The QESI is a program made available for RESP clients who reside in Quebec. The Quebec government established the QESI in February 2007 to provide assistance to Quebec families to help them save for their children’s education. The incentive is comprised of a refundable tax credit paid directly into the RESP of qualified Quebec residents. An additional credit will be available for families that meet certain family income criteria.

“Tens of thousands of dollars are available to parents through federal and provincial educational granting programs,” said Danis. “By the time your child is ready for post-secondary education, parents could realize over $25,000 in savings all without spending a penny of their own. Plus, your investment in your child’s future is fully tax-sheltered.”

Parents can save a significant amount for a child’s post-secondary education just by investing the Universal Child Care Benefit (UCCB) and making use of other government grants such as the QESI and the Canada Education Savings Grant (CESG). For example, every month, until a child reaches the age of six, parents receive the Universal Child Care Benefit of $100. Parents can arrange to have that amount automatically invested in a mutual fund within their child’s RESP. By contributing the UCCB every month for six years, parents will have put aside $7,200 in savings.

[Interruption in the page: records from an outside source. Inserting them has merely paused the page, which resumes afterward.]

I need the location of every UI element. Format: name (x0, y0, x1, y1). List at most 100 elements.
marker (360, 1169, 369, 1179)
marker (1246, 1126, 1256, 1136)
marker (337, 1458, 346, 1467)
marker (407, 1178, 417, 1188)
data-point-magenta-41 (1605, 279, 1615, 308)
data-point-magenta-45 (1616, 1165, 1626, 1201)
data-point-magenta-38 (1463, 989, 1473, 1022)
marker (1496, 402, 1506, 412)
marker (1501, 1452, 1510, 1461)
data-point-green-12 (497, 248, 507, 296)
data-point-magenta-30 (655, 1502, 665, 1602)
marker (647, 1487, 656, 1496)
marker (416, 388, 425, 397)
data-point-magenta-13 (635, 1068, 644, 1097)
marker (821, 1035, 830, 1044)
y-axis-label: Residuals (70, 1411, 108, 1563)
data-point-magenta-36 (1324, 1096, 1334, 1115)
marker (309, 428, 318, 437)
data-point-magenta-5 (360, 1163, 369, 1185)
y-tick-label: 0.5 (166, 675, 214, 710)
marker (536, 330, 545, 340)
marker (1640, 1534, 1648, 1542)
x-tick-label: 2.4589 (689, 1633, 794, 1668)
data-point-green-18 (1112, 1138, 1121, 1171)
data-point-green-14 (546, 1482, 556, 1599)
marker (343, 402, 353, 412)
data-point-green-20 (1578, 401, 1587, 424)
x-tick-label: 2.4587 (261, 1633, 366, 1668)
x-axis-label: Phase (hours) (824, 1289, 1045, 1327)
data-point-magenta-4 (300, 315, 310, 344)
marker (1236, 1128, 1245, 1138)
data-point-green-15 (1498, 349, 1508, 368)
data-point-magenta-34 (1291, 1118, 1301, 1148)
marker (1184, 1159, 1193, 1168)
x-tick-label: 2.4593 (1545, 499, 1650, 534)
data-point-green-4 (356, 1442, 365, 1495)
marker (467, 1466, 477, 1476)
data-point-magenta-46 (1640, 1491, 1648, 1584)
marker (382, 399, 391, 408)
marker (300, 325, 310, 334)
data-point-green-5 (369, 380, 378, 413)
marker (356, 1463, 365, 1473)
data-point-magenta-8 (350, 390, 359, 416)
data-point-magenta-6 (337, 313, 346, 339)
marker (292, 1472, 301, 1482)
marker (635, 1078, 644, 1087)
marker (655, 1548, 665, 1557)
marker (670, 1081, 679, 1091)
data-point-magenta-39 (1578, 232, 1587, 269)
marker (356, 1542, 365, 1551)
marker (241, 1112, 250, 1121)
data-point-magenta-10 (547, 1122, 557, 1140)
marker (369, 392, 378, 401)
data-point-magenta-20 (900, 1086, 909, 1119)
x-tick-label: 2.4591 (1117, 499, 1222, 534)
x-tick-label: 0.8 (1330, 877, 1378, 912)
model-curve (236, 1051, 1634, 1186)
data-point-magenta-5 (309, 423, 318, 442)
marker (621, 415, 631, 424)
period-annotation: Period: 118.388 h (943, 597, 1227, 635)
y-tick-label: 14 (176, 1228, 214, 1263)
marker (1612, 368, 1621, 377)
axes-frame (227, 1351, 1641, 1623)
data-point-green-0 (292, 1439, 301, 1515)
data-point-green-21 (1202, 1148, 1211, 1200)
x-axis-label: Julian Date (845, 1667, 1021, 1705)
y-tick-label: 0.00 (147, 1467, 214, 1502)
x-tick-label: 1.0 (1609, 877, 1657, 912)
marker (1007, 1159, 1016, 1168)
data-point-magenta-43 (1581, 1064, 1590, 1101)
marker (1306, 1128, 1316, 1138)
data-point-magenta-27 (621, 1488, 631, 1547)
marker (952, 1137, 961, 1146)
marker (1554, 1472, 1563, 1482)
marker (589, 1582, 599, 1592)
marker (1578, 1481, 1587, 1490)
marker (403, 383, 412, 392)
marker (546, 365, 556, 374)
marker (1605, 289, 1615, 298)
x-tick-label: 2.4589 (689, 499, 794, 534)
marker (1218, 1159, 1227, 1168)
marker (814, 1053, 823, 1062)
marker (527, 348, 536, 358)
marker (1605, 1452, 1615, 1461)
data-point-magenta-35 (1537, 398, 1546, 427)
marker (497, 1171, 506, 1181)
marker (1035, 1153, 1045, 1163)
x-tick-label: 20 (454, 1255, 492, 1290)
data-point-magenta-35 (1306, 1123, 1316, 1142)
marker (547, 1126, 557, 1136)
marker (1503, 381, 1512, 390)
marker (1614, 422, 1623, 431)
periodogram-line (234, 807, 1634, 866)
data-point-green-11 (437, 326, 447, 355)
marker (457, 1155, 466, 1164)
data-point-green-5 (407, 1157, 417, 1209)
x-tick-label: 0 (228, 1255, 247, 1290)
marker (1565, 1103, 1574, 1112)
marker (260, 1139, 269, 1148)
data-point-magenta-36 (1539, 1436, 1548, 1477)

Additionally, the CESG provides a grant of 20 cents for every dollar invested. This will provide $1,440 in savings over this same period. Finally, the QESI adds $720 in savings to parents. After 18 years of dedicated investing, using a mutual fund earning a consistent 7% annual return, parents could have $26,553 in savings.

Fidelity has applied for unclaimed QESI grants retroactive up to three years for eligible RESP account holders who made regular contributions in 2007, 2008 and 2009. Additionally, the 2010 Federal Budget put rules into place to ensure that both levels of the savings and granting programs available to RESPs are synchronized. Parents and grandparents can now maximize both provincial and federal granting systems with this rule clarification.

“Parents should speak directly with their investment advisors regarding how to open a RESP at Fidelity and how it can help them save for their children’s education. And once a qualified RESP account is opened at Fidelity, we will automatically apply for the QESI grant on behalf of the beneficiary,” said Danis.